It seems astonishing that some of the most fiercely critical accounts of 20th century history could be woven from a small, rural farm on a Norwegian fjord. However, Hannah Ryggen was no ordinary woman; from her coastal studio, she produced narrative tapestries critiquing war, power and authoritarianism using materials found in her surrounding environment: wool from her herd of sheep, and dyes made from foraged materials. At Schirn Kunsthalle in Frankfurt, a selection of 25 of Ryggen’s monumental tapestries is on show until 12 January 2020.
Ryggen’s tapestries express her deeply-held pacifist and socialist principles. Works produced during WWII, during which time Norway was occupied by Germany, offer nuanced political commentary on events occurring on her home soil. 6. oktober 1942 (6 October 1942, 1943), for instance, refers to the date that martial law was declared in Trondheim by occupying powers, and depicts the tragic execution of prominent citizens. Hitler is shown here in caricature, brandishing a pistol and surrounded by Norwegian sympathizers including the Prime Minister Vidkun Quisling and the author Knut Hamsun.
Drømmedød (Death of Dreams, 1936), a large-scale tapestry in a muted, earth-hued palette, was intended as a direct political statement. The work comments on the imprisonment of Carl von Ossietzky, a German editor and pacifist who was found guilty of espionage after he published information concerning Germany’s breach of the Treaty of Versailles.

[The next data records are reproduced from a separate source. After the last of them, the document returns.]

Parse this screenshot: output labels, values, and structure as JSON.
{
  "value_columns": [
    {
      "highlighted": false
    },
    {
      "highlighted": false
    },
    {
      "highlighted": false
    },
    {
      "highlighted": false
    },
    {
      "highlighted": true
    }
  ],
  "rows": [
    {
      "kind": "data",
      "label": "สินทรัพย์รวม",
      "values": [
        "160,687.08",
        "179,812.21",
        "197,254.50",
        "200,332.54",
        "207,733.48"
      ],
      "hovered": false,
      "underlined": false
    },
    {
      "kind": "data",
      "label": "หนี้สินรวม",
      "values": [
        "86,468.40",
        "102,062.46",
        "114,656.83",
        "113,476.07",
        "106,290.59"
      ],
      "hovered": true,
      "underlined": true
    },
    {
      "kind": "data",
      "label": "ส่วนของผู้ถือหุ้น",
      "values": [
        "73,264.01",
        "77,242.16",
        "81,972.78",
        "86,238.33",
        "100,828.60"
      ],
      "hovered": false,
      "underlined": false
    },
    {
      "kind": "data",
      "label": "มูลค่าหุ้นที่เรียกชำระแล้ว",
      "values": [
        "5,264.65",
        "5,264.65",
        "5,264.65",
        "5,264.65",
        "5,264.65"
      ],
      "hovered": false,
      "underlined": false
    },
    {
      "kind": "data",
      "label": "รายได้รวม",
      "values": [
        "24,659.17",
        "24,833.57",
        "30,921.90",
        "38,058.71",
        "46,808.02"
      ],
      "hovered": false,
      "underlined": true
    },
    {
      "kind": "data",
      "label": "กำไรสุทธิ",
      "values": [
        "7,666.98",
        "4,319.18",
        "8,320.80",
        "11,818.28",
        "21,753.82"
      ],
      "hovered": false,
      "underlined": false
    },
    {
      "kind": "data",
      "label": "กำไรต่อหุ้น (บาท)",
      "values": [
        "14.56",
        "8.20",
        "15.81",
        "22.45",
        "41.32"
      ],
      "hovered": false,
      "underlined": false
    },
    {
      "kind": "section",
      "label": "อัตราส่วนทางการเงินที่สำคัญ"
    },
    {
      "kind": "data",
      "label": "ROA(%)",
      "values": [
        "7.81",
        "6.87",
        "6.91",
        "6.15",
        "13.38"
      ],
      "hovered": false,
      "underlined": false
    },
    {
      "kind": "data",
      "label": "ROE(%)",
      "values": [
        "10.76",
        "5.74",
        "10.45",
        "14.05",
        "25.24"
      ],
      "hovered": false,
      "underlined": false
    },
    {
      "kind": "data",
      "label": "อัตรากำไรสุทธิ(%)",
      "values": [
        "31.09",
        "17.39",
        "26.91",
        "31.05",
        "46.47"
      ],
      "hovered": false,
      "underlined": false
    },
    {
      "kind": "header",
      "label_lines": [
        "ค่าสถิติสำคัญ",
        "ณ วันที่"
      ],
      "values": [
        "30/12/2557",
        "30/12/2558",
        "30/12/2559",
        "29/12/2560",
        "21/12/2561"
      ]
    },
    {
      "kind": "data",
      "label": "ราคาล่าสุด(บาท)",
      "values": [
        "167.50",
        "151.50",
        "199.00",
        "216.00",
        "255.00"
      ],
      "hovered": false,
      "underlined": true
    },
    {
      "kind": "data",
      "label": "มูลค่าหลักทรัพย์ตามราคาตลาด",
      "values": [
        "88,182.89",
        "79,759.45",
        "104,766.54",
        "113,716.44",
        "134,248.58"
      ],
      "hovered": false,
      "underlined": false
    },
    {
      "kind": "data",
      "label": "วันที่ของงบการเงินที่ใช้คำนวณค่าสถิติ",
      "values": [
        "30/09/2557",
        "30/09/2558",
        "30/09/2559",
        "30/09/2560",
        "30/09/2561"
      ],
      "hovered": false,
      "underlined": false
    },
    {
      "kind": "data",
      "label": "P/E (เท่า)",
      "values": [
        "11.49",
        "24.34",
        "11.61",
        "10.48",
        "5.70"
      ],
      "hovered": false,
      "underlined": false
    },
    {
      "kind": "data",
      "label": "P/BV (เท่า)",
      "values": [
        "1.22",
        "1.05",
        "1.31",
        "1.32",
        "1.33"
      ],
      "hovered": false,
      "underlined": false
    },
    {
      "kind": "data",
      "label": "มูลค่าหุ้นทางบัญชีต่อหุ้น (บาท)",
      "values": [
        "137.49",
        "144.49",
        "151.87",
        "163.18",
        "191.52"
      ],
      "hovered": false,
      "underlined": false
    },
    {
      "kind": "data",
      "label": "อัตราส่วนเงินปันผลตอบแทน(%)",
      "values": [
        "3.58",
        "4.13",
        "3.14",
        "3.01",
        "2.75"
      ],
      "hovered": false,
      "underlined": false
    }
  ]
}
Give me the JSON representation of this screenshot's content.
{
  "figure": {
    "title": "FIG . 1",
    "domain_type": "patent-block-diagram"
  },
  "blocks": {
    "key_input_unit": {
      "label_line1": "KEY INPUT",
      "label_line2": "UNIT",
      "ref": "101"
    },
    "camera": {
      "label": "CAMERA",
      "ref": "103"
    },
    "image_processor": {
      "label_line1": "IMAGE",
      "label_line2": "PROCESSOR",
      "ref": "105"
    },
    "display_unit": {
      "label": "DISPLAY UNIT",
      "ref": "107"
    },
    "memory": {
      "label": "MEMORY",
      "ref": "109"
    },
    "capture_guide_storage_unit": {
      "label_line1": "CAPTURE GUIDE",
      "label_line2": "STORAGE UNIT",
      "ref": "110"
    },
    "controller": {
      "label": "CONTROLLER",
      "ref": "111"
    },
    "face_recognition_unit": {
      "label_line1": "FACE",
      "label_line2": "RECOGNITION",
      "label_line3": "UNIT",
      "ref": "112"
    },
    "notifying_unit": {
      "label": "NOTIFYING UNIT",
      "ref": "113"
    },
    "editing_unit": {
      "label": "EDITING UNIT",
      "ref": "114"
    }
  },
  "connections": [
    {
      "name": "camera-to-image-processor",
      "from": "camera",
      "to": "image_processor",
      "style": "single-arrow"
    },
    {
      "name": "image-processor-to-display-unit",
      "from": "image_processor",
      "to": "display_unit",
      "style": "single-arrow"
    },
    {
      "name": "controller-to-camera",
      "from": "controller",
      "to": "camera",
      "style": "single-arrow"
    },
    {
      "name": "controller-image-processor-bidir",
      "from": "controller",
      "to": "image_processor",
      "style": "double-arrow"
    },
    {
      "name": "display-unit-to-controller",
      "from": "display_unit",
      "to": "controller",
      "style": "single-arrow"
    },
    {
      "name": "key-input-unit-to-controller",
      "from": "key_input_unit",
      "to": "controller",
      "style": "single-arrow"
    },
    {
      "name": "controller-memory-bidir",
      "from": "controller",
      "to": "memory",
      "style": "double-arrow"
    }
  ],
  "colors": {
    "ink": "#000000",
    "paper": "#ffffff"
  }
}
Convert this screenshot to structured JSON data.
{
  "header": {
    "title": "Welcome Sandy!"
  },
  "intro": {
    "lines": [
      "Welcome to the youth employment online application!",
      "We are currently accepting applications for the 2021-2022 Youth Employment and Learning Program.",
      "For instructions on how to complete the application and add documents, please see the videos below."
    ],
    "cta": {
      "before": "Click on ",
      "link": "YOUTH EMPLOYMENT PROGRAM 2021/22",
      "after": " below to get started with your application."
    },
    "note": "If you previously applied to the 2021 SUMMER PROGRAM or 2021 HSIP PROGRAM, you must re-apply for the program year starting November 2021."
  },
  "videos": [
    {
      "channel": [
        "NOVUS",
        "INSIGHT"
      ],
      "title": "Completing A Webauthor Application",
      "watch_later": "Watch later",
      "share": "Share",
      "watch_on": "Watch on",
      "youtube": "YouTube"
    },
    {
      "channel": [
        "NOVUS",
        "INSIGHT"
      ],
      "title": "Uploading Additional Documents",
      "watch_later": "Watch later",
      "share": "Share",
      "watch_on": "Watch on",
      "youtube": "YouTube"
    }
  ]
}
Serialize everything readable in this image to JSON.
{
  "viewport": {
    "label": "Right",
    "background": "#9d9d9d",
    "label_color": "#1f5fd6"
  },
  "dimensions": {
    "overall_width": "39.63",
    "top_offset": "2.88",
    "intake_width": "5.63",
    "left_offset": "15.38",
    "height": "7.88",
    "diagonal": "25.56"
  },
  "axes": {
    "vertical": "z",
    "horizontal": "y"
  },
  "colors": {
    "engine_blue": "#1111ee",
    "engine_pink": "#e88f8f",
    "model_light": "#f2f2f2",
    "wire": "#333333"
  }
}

Even after WWII, Ryggen’s commitment to peace remained steadfast. Blood in the Grass (1966), Ryggen’s only tapestry that used artificially-dyed wool, protests against the US war in Vietnam. The then-US president Lyndon B. Johnson is depicted here nonchalantly wearing a cowboy hat, while in an accompanying panel a blood-red grid divides tufted green rectangles representing the Vietnamese landscape.